False Advertising
We work on matters involving allegedly false, misleading, incomplete, or otherwise deceptive claims in media environments ranging from traditional print and TV advertisements to apps, websites, and social media. Our clients rely on our ability to analyze the “mind of the consumer” to assess consumer understanding of product claims and to evaluate whether at-issue statements have an impact on purchasing behavior.
Supporting clients in such matters may involve conducting bespoke surveys, synthesizing existing market research studies, or reviewing publicly available materials. Our analyses of consumer-generated content such as online reviews and social media leverage a combination of best-practice coding methods and natural language processing (NLP) approaches to generate real-world evidence of consumer perceptions, beliefs, and purchase and repurchase intent, as well as customer satisfaction.
Our Methods
Our surveys have been accepted as evidence and relied on by courts in numerous complex litigations. These studies can be supplemented with other kinds of analysis, including:
- Test/control experiments – To measure consumer understanding or purchase intent, we apply test/control experimental designs to isolate the causal effect (if any) of a particular product characteristic, allegedly false claim, or missing disclosure on purchase decisions, beliefs, or other aspects of consumer behavior.

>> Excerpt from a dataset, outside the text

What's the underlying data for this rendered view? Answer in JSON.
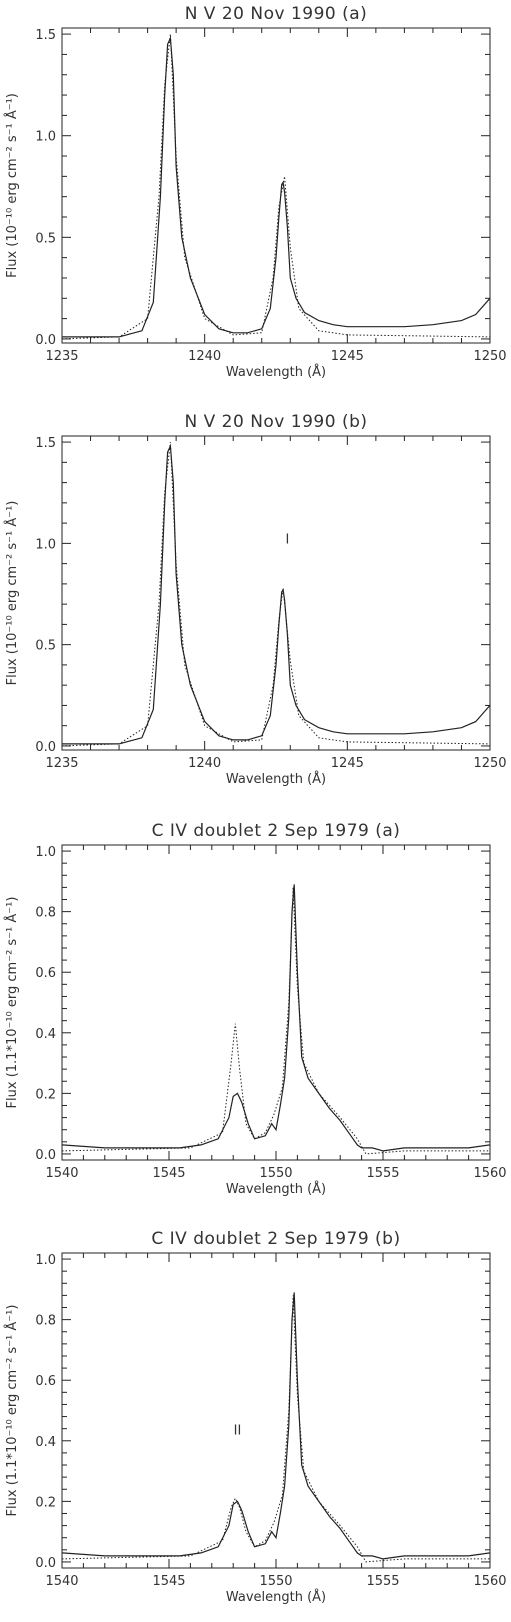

- Purchase funnel – We apply the purchase funnel framework and examine each step up to the purchase decision, as well as post-purchase factors such as customer satisfaction. As consumer purchases are typically preceded by information search, processing, and the shaping of a set of relevant purchase options, our analyses of the purchase journey can provide information crucial to a factfinder’s understanding of how and why certain purchases were made.
- Social media analysis – Analysis of social media, online reviews, and other data reflecting consumer sentiment can provide helpful evidence in false advertisement matters to shed light on consumer perceptions and beliefs. We apply NLP and data science models to gain further empirical insight into consumers’ voices.